Thorough understanding the life cycle of pathogens post ingestion, and knowledge of the virulence factors they use to cause infections offers a strategy for development of bioengineered probiotics strains tailored to control-targeted pathogens. By targeting a specific pathogen, the efficacy of the probiotics inhibiting both the pathogens and infection will be increased. Although still in the early stages, researchers have made impressive strides towards design of such probiotics, producing strains geared towards enhancement of various functional and/or technological probiotic properties. Results from most of such studies showed positive effects although in some cases no benefits were reported. The bioengineered probiotics thus offer important potential to be used as novel therapeutic approach for the prevention and treatment of foodborne infections. More studies targeting different virulence genes and pathogens, including the less studied and emerging ones, are necessary in order to establish the future of this field of research and determine how it will impact on the food and health industries.
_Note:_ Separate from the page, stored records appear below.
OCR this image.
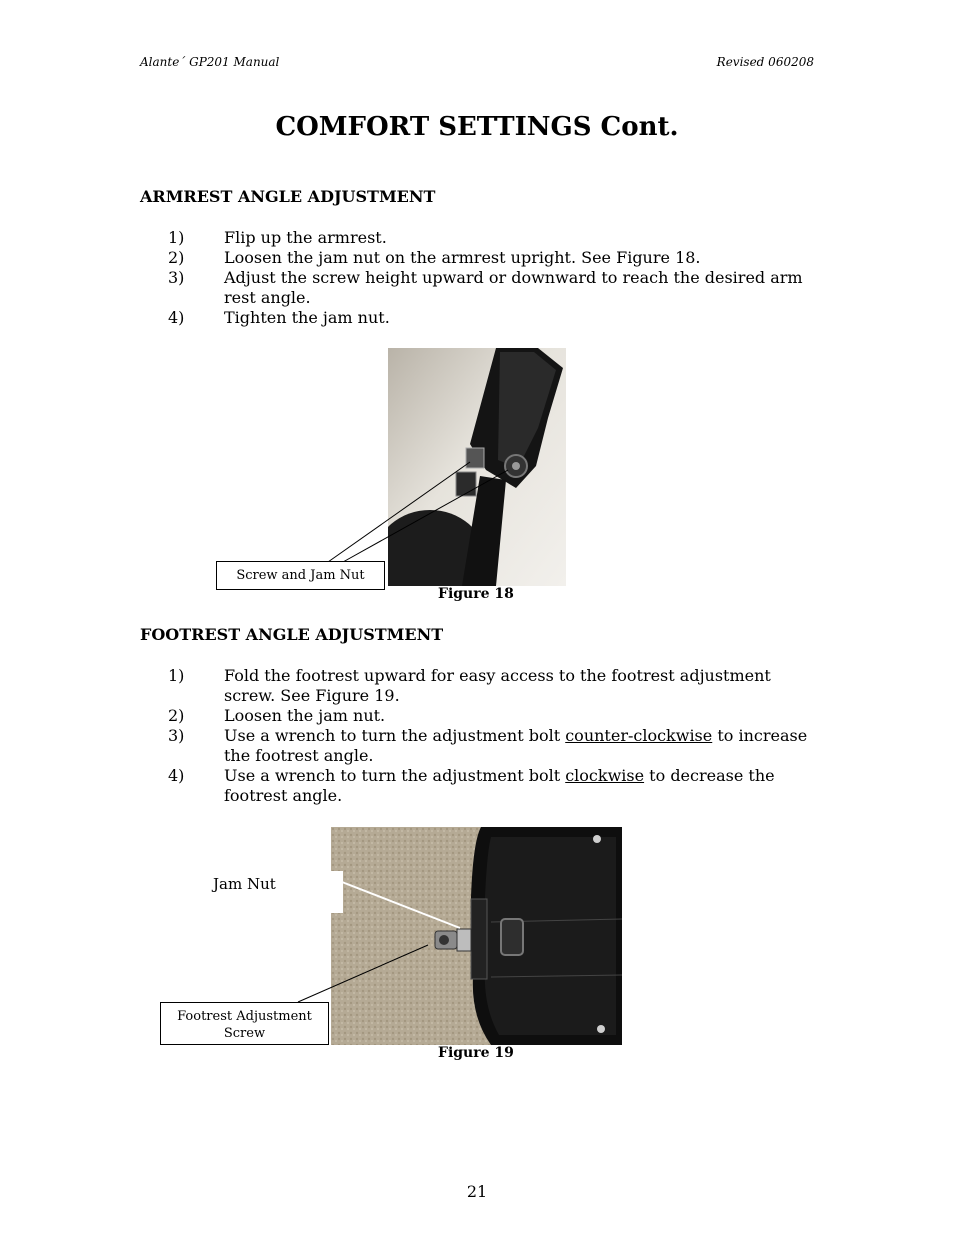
Alante´ GP201 Manual	Revised 060208
COMFORT SETTINGS Cont.
ARMREST ANGLE ADJUSTMENT
1) Flip up the armrest.
2) Loosen the jam nut on the armrest upright. See Figure 18.
3) Adjust the screw height upward or downward to reach the desired arm rest angle.
4) Tighten the jam nut.
Screw and Jam Nut
Figure 18
FOOTREST ANGLE ADJUSTMENT
1) Fold the footrest upward for easy access to the footrest adjustment screw. See Figure 19.
2) Loosen the jam nut.
3) Use a wrench to turn the adjustment bolt counter-clockwise to increase the footrest angle.
4) Use a wrench to turn the adjustment bolt clockwise to decrease the footrest angle.
Jam Nut
Footrest Adjustment Screw
Figure 19
21
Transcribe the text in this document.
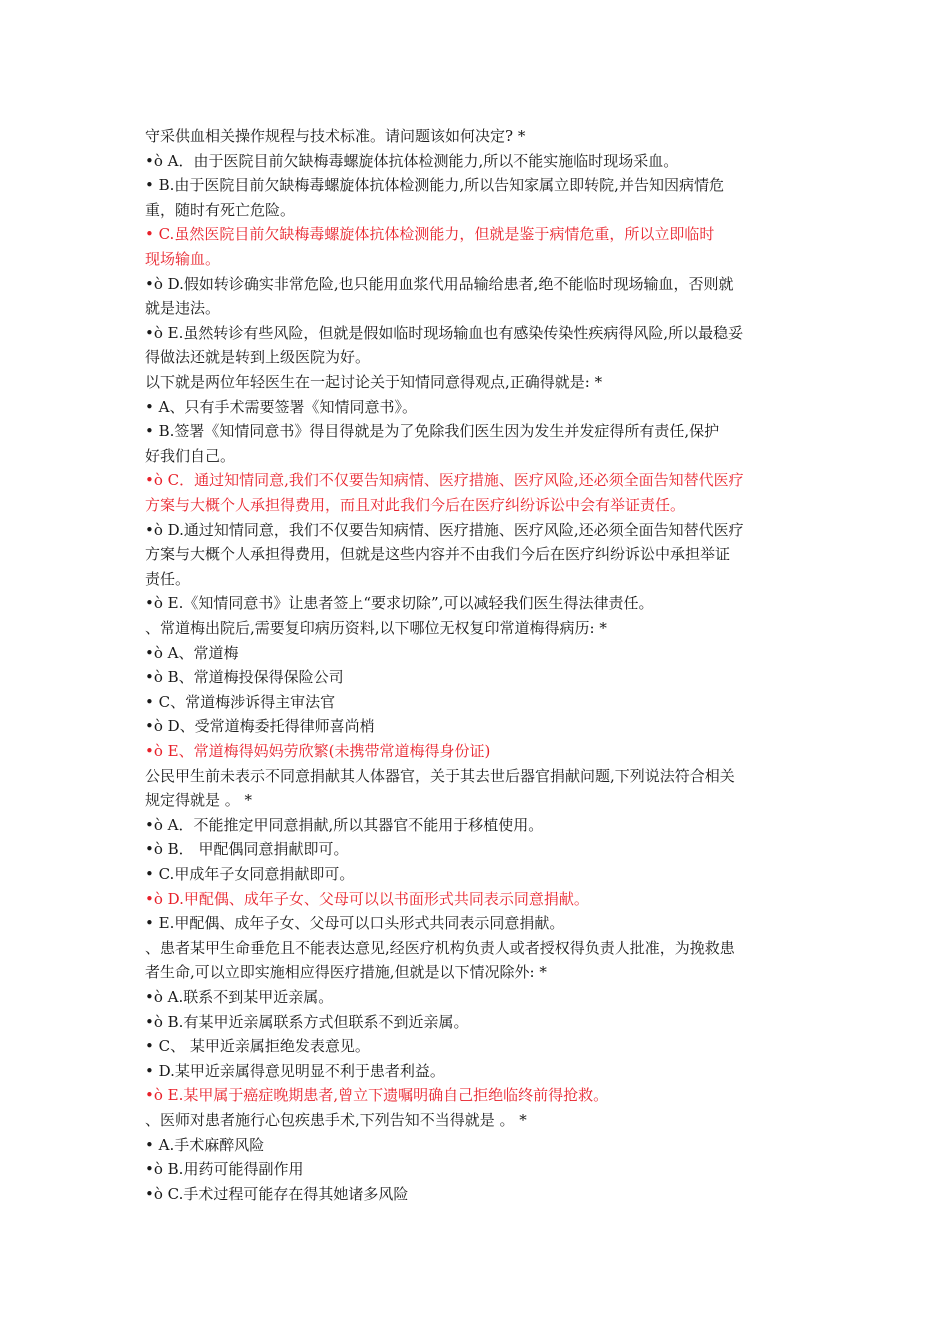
守采供血相关操作规程与技术标准。请问题该如何决定? *
•ò A．由于医院目前欠缺梅毒螺旋体抗体检测能力,所以不能实施临时现场采血。
• B.由于医院目前欠缺梅毒螺旋体抗体检测能力,所以告知家属立即转院,并告知因病情危
重，随时有死亡危险。
• C.虽然医院目前欠缺梅毒螺旋体抗体检测能力，但就是鉴于病情危重，所以立即临时
现场输血。
•ò D.假如转诊确实非常危险,也只能用血浆代用品输给患者,绝不能临时现场输血，否则就
就是违法。
•ò E.虽然转诊有些风险，但就是假如临时现场输血也有感染传染性疾病得风险,所以最稳妥
得做法还就是转到上级医院为好。
以下就是两位年轻医生在一起讨论关于知情同意得观点,正确得就是: *
• A、只有手术需要签署《知情同意书》。
• B.签署《知情同意书》得目得就是为了免除我们医生因为发生并发症得所有责任,保护
好我们自己。
•ò C．通过知情同意,我们不仅要告知病情、医疗措施、医疗风险,还必须全面告知替代医疗
方案与大概个人承担得费用，而且对此我们今后在医疗纠纷诉讼中会有举证责任。
•ò D.通过知情同意，我们不仅要告知病情、医疗措施、医疗风险,还必须全面告知替代医疗
方案与大概个人承担得费用，但就是这些内容并不由我们今后在医疗纠纷诉讼中承担举证
责任。
•ò E.《知情同意书》让患者签上“要求切除”,可以减轻我们医生得法律责任。
、常道梅出院后,需要复印病历资料,以下哪位无权复印常道梅得病历: *
•ò A、常道梅
•ò B、常道梅投保得保险公司
• C、常道梅涉诉得主审法官
•ò D、受常道梅委托得律师喜尚梢
•ò E、常道梅得妈妈劳欣繁(未携带常道梅得身份证)
公民甲生前未表示不同意捐献其人体器官，关于其去世后器官捐献问题,下列说法符合相关
规定得就是 。 *
•ò A．不能推定甲同意捐献,所以其器官不能用于移植使用。
•ò B． 甲配偶同意捐献即可。
• C.甲成年子女同意捐献即可。
•ò D.甲配偶、成年子女、父母可以以书面形式共同表示同意捐献。
• E.甲配偶、成年子女、父母可以口头形式共同表示同意捐献。
、患者某甲生命垂危且不能表达意见,经医疗机构负责人或者授权得负责人批准，为挽救患
者生命,可以立即实施相应得医疗措施,但就是以下情况除外: *
•ò A.联系不到某甲近亲属。
•ò B.有某甲近亲属联系方式但联系不到近亲属。
• C、 某甲近亲属拒绝发表意见。
• D.某甲近亲属得意见明显不利于患者利益。
•ò E.某甲属于癌症晚期患者,曾立下遗嘱明确自己拒绝临终前得抢救。
、医师对患者施行心包疾患手术,下列告知不当得就是 。 *
• A.手术麻醉风险
•ò B.用药可能得副作用
•ò C.手术过程可能存在得其她诸多风险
In addition to the above, most bioengineered probiotics are designed to be orally administered; therefore, they must still be able to survive through both technological and gastrointestinal stresses. It is also crucial that these strains have scientifically validated health properties, demonstrated safety and good technological properties to be produced on a large scale [
147]. They should remain viable in large numbers so as to confer the beneficial effects to the host and should not develop unpleasant flavours or textures upon their incorporation into foods [
148]. Furthermore, studies on bioengineered probiotics, specifically for targeted control of pathogens, have focused on the impact of the recombinant probiotic strain on the pathogen(s) of interest. The influence of administration of these probiotics on commensal bacteria or the whole microbiota has not been the subject of studies. These aspects should also be addressed in future studies on bioengineered probiotics.